Warm Data/Hot Data and Cold Data



How does MapD categorize the data as Hot/Warm/cold ? Do we have to train the database by running multiple queries or something we can set-up when we create the tables etc.

Basically I can categorize the data before hand and decide where it should get processed CPU RAM or GPU RAM. But does it need to part of the Database architecture as in while creating the tables ? or its has some AI based on which database decides ?

This may be vague questions… But would like to understand how to set-up this data (Hot/Warm/Cold) in MapD. Any help would be appreciated.



Nope it basically work this way

when you execute a query, the data needed for processing (filtering, sum, group by) is read from disk, placed on system ram, then into GPU Ram and processed, then for the final projection the data is reed on system memory, and you will get the result of your query.

when you launch another one the additional data is reed from disk; if there is enough system/gpu memory the additional data will be appended on memory pool, if there isn’t, the pools will be freed to accomodate the new data.

so it’s an automated cache mechanism and you havent to do anything, but the data you have on gpu is always on system ram


Thanks. However, do we take the data transfer time between GPU and CPU in this case? I agree the GPU is meant to speedup but how about the transfer between CPU and GPU.

Also, as I read (through other blogs), hardware needed is the best to be able to use GPU power. Can the commodity hardware be able to handle etc.

Just thinking in-lines of hardware if we can plan out well.

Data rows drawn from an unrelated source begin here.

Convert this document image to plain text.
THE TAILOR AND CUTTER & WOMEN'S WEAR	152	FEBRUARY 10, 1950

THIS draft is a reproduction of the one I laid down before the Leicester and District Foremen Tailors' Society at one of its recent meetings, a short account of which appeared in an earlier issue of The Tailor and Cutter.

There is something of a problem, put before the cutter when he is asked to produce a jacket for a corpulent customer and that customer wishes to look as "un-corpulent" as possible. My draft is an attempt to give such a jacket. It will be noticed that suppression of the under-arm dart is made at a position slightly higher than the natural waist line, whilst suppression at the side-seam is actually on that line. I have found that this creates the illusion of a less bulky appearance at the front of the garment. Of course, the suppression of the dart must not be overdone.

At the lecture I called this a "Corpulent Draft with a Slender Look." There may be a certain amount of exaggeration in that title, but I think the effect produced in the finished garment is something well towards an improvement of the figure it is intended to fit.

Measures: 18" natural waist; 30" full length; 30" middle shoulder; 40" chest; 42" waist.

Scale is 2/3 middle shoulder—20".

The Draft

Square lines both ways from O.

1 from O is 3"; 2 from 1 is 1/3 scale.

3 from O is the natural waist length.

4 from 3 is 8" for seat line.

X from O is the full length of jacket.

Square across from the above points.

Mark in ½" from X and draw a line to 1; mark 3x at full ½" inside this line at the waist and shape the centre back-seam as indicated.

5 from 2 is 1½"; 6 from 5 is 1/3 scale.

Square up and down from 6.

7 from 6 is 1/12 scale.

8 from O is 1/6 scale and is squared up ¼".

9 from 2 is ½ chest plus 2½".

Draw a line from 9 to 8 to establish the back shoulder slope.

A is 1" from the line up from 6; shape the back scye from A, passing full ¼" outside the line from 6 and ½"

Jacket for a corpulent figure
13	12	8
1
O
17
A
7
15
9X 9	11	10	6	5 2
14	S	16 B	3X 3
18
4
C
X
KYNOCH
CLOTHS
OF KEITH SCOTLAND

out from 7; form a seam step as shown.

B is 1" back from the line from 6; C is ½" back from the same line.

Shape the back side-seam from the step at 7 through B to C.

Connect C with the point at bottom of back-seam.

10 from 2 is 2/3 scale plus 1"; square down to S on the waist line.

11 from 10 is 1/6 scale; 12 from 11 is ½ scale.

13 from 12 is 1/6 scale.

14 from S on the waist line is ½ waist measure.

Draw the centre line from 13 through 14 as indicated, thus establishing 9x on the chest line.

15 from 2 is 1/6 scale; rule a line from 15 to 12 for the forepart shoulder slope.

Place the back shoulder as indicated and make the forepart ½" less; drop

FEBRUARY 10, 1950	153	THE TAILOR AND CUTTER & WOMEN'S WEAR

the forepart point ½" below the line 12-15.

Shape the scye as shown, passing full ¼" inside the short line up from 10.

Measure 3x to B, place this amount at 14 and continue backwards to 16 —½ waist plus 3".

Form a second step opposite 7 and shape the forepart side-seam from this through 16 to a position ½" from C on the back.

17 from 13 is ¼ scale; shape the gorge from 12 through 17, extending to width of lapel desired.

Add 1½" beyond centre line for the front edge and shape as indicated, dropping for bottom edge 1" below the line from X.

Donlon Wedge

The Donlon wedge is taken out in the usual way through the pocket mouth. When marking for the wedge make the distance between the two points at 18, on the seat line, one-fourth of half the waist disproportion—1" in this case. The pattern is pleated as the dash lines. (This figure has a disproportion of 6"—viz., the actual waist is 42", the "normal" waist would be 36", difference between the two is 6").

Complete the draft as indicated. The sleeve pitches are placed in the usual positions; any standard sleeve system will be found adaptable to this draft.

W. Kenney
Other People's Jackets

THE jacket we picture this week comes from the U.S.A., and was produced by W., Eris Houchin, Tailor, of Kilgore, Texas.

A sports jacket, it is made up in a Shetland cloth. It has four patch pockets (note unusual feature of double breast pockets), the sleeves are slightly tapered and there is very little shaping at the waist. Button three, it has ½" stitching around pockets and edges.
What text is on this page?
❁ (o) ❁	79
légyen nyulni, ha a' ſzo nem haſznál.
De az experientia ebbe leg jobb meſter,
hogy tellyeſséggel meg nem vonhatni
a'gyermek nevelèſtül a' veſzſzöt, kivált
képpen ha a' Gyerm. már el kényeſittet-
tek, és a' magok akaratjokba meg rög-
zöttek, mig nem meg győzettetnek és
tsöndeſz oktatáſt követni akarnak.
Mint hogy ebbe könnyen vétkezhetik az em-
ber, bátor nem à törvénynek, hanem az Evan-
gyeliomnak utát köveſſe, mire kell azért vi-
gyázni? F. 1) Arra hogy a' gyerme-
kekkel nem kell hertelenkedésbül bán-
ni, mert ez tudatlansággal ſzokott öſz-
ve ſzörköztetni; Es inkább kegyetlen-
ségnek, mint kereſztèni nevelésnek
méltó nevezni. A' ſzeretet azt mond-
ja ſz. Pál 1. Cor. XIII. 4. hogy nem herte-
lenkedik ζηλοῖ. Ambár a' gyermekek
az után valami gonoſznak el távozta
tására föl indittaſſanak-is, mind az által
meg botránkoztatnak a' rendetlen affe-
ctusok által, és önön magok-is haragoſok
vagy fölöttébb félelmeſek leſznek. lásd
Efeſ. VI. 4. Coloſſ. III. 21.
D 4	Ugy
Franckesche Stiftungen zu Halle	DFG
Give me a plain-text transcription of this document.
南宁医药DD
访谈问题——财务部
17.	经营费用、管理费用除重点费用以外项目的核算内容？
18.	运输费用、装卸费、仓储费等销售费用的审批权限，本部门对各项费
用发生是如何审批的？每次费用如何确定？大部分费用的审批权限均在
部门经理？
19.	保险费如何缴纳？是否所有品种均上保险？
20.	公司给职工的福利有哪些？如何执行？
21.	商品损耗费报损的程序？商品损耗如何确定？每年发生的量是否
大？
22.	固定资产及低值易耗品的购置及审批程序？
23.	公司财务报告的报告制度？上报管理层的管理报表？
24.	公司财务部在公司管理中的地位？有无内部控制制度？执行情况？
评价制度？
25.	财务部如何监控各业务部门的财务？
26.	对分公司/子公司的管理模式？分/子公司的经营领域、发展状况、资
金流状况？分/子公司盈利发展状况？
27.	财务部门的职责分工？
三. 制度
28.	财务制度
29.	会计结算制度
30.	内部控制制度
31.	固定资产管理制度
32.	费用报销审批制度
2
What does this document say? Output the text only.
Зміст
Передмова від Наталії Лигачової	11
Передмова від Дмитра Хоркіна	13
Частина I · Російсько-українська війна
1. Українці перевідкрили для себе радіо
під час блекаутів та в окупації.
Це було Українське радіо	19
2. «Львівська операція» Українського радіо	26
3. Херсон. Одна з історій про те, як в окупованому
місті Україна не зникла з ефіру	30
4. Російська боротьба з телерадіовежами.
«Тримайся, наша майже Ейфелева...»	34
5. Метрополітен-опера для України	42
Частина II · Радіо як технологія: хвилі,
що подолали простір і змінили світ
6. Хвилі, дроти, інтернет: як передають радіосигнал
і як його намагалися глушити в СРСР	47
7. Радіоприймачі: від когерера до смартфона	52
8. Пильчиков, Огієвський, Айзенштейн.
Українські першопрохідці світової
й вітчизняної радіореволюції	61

There is a cost of moving the data from disk to CPU and then CPU to GPU. There is a cost to all data movement, hopefully this is something we all understand. The speed between CPU and GPU on a GPU server is generally many times faster than the speed from disk to CPU, A Fast Disk subsystem might have 1-1.5GB/s where CPU to GPU pci-e bandwidth for a single modern card is 4GB/s+ (a modern dual intel cpu server with 8 GPU can have 80 lanes of PCI-e 3 which has theoretically 80GB/s bandwidth, the new AMD motherboards and CPU we are talking about 128 lanes of PCI-e 3) so it is not as much of a bottleneck as it seems initially. MapD as a GPU in memory database tries to absolutely minimize the movement of data from any of our cache layers whenever possible, if data changes in the system we try to only move the subset of data that has been added, rather than reloading entire tables or columns.

On the hardware front we have some details here That hopefully can help you decide wha might be appropriate for the size of your problem.



did some benchs on a gaming desktop (super commodity hardware…sub 1500€ total costs)

peak bandwidth of pci-ex bus 15GB/sec and mid sized star schema, 1 fact table of 455M and three dimensions

with a query like that

select dim1_desc,dim2_desc,count(*),sum(fact_measure1),avg(fact_measure1),stddev(fact_measure1),stddev(fact_measure2),avg(fact_measure1) from fact join dim1 join dim2 join dim3 group by 2,1 order by 2,1

the memory needed for joining and rest of operation is
filed bytes total size
join/group by filed 1 1 434,51
join/group by field 2 4 1738,04
join field 3 1 434,51
calc field 1 4 1738,04
calc field 2 4 1738,04

total 6083,13 MB

using GPU
GPU accelerated - time with data only in system memory and gpu cache un-initialized 1780ms
GPU accelerated - time with data only in system memory and gpu cache initialized 1580ms
GPU accelerated - time with data in gpu memory 590ms
CPU only (4 cores) - 2920ms

so the transfer time took more or less a second with a transfer rate of 6GB/sec (i guess there is software overhead from the driver and mapd caching mechanism)

as you can see on a sub 1500€ hardware the performance is consistent and the caching mechanisms isnt so taxing, but with better hardware with more pci-ex lanes it’s going to be even better


This is awesome!! Thanks @aznable a lot !!

I did look at some other bench markings done over all and seems consistent on what you have. This will really help in building my case studies.